Scientists find new blood test that predicts prognosis for traumatic brain injuries

A new blood test has been found by the John Hopkins University School of Medicine that could help emergency room doctors quickly diagnose traumatic brain injury and determine its severity. This could help identify patients who might benefit from extra therapy or experimental treatments.

  Traumatic brain injuries can range from mild concussions to much more severe injuries, causing seizures, confusion, memory and attention problems, muscle weakness, or coma for many months. These symptoms are generally caused by damaged brain cells. Until now, most doctors have relied on CAT scans (using X-rays) and patients’ symptoms to determine whether to keep them in hospital or take extra precautions. However, CAT scans are limited in that they can only detect bleeding in the brain, not damage to brain cells, which can happen without bleeding. This can mean that patients get sent home when they should still be receiving treatment, and may experience further problems at home such as headaches and memory problems. Doctors now have found a protein which plays a role in brain cell activity.

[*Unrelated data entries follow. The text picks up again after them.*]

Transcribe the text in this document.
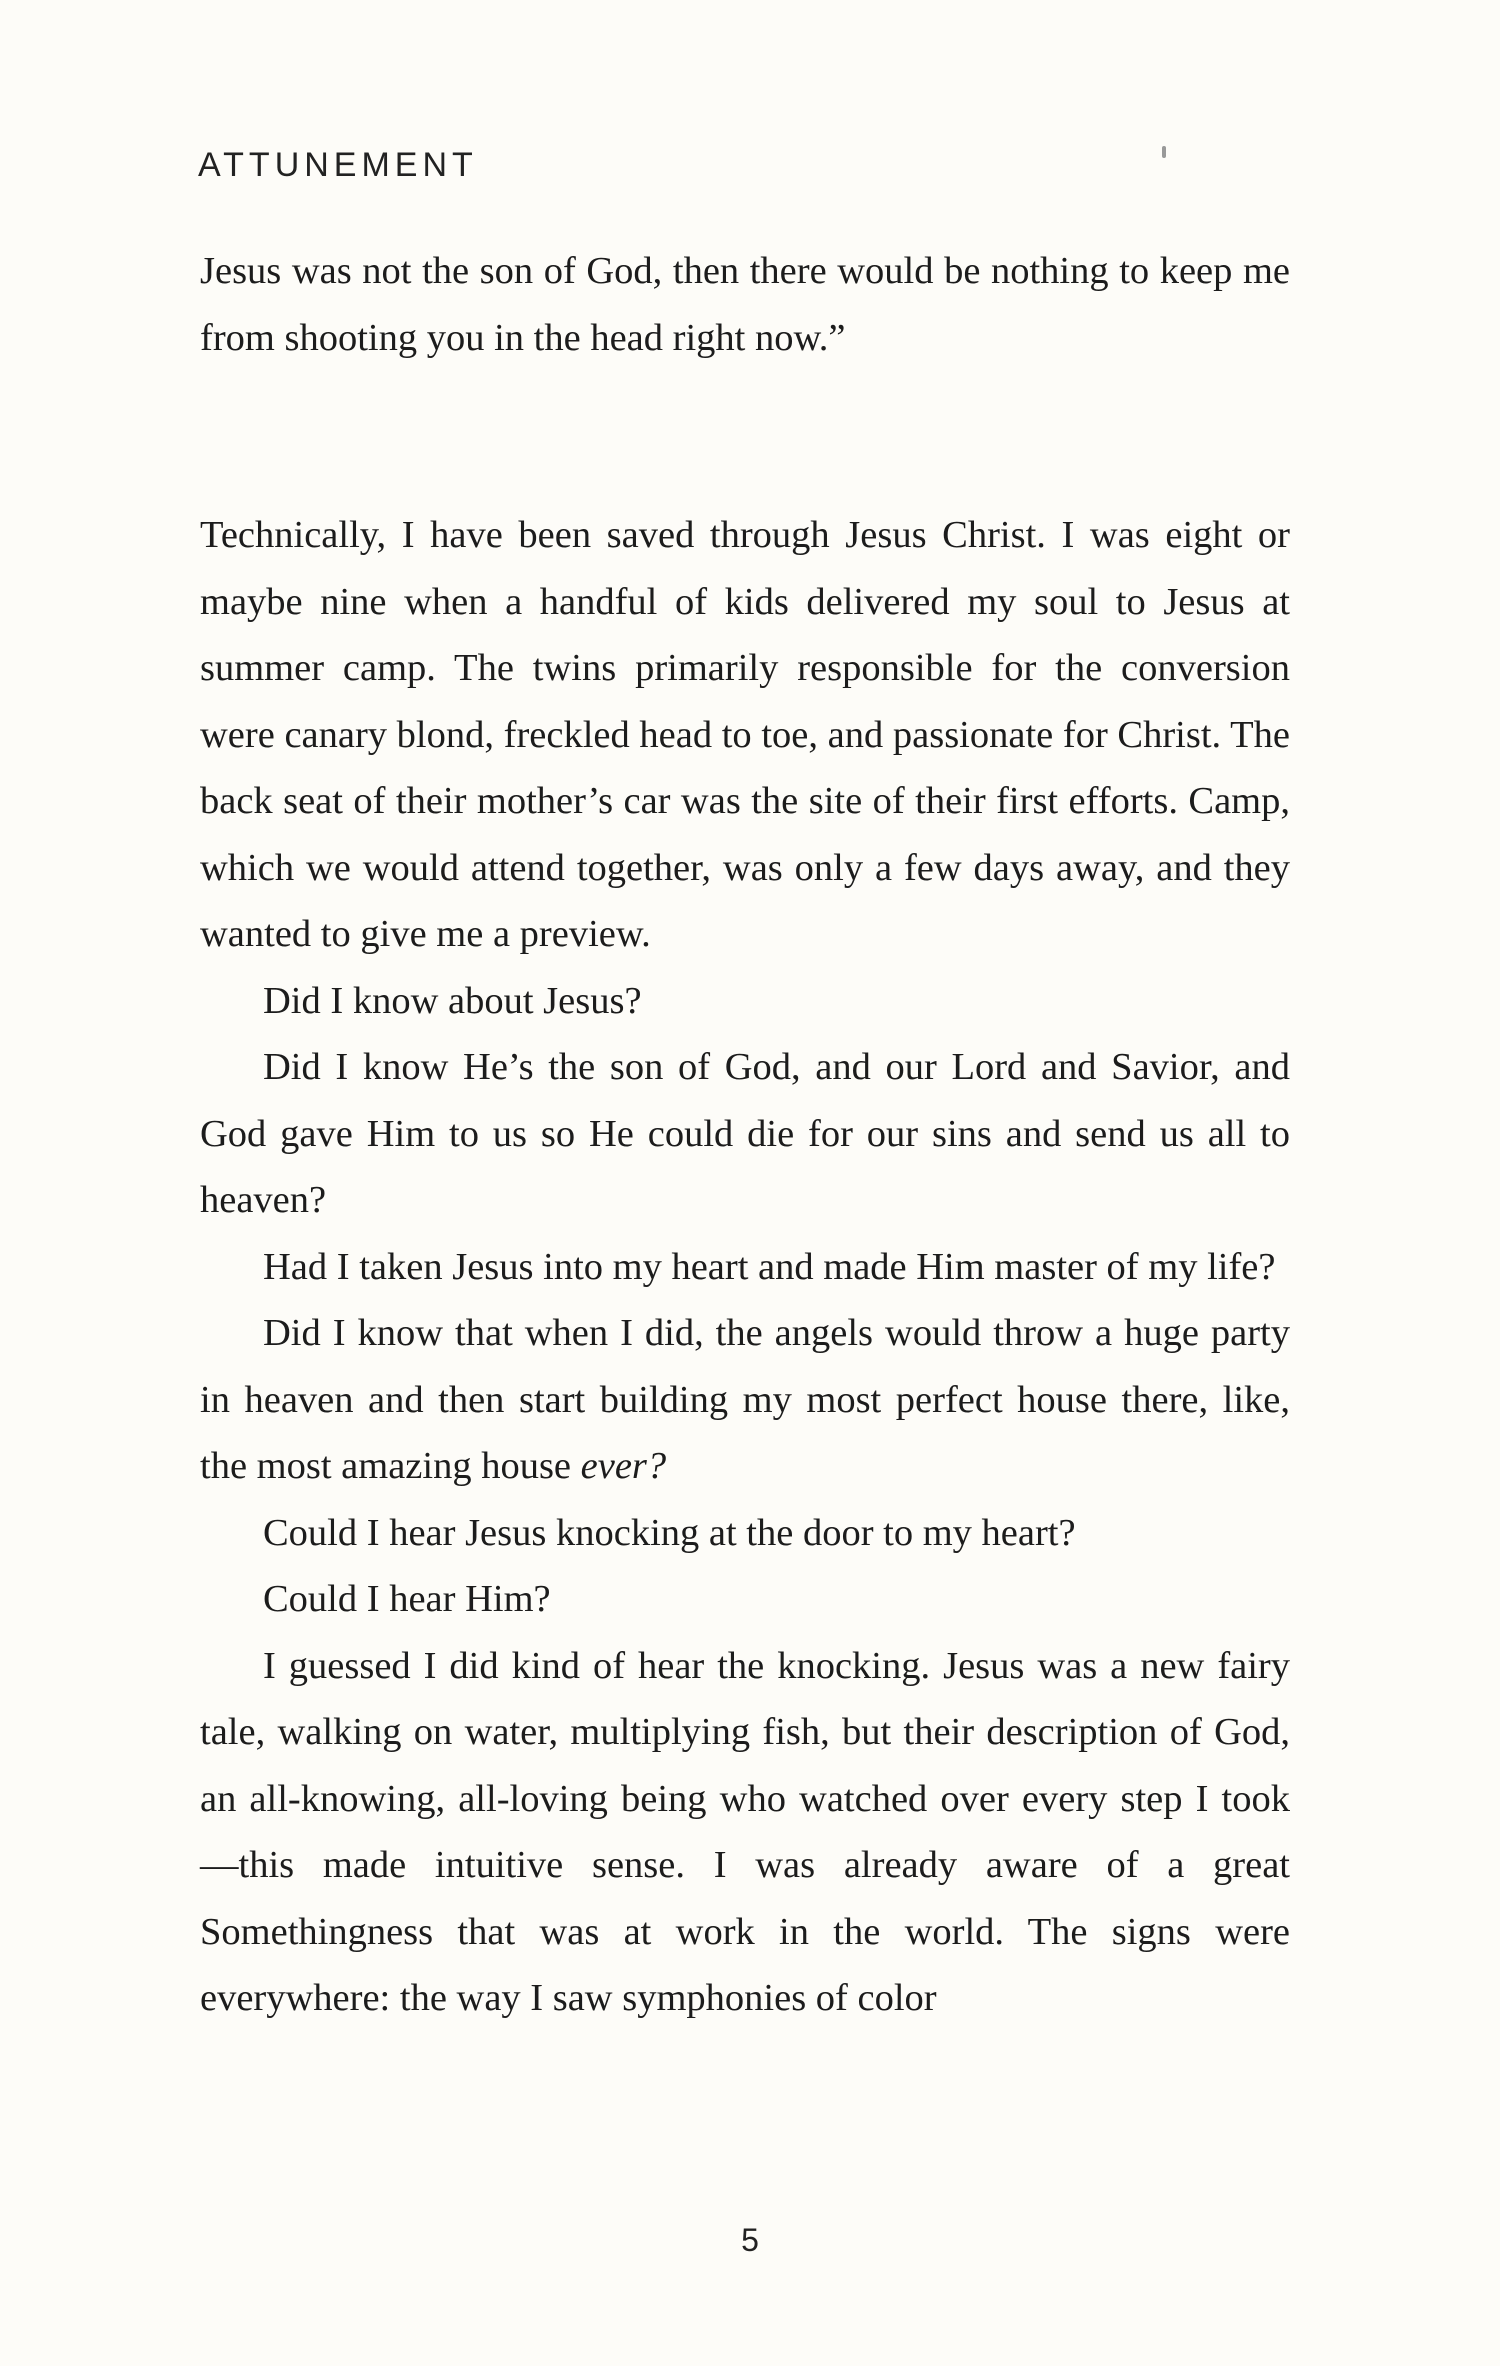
ATTUNEMENT

Jesus was not the son of God, then there would be nothing to keep me from shooting you in the head right now.”

Technically, I have been saved through Jesus Christ. I was eight or maybe nine when a handful of kids delivered my soul to Jesus at summer camp. The twins primarily responsible for the conversion were canary blond, freckled head to toe, and passionate for Christ. The back seat of their mother’s car was the site of their first efforts. Camp, which we would attend together, was only a few days away, and they wanted to give me a preview.

Did I know about Jesus?

Did I know He’s the son of God, and our Lord and Savior, and God gave Him to us so He could die for our sins and send us all to heaven?

Had I taken Jesus into my heart and made Him master of my life?

Did I know that when I did, the angels would throw a huge party in heaven and then start building my most perfect house there, like, the most amazing house ever?

Could I hear Jesus knocking at the door to my heart?

Could I hear Him?

I guessed I did kind of hear the knocking. Jesus was a new fairy tale, walking on water, multiplying fish, but their description of God, an all-knowing, all-loving being who watched over every step I took—this made intuitive sense. I was already aware of a great Somethingness that was at work in the world. The signs were everywhere: the way I saw symphonies of color

5
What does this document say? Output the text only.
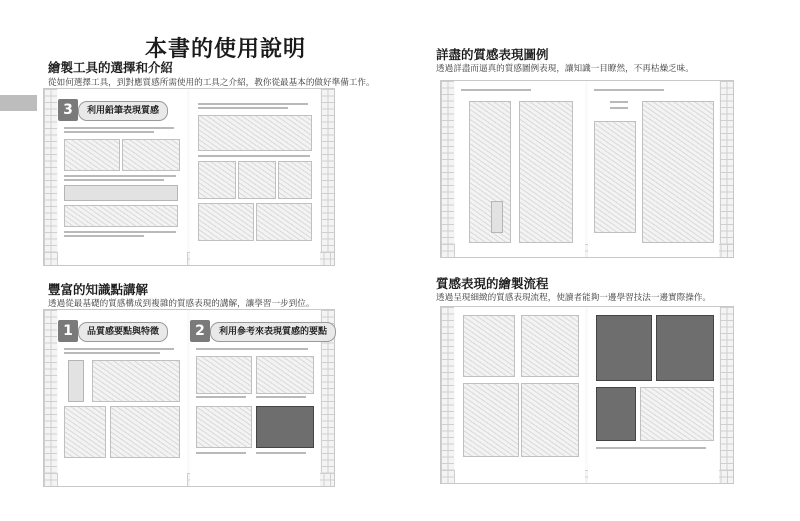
本書的使用說明
繪製工具的選擇和介紹
從如何選擇工具，到對應質感所需使用的工具之介紹，教你從最基本的做好準備工作。
3	利用鉛筆表現質感
豐富的知識點講解
透過從最基礎的質感構成到複雜的質感表現的講解，讓學習一步到位。
1	品質感要點與特徵	2	利用參考來表現質感的要點
詳盡的質感表現圖例
透過詳盡而逼真的質感圖例表現，讓知識一目瞭然，不再枯燥乏味。
質感表現的繪製流程
透過呈現細緻的質感表現流程，使讀者能夠一邊學習技法一邊實際操作。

They found that healthy people had significantly higher levels of this protein than people with brain injury. Brain injury patients with higher levels of this protein were more likely to have recovered from their injuries six months later, while patients with lower levels still had symptoms which lingered at a follow-up. This therefore suggests that a test for levels of this protein, given in the emergency room in the form of a blood test, could help doctors to predict prognosis early on.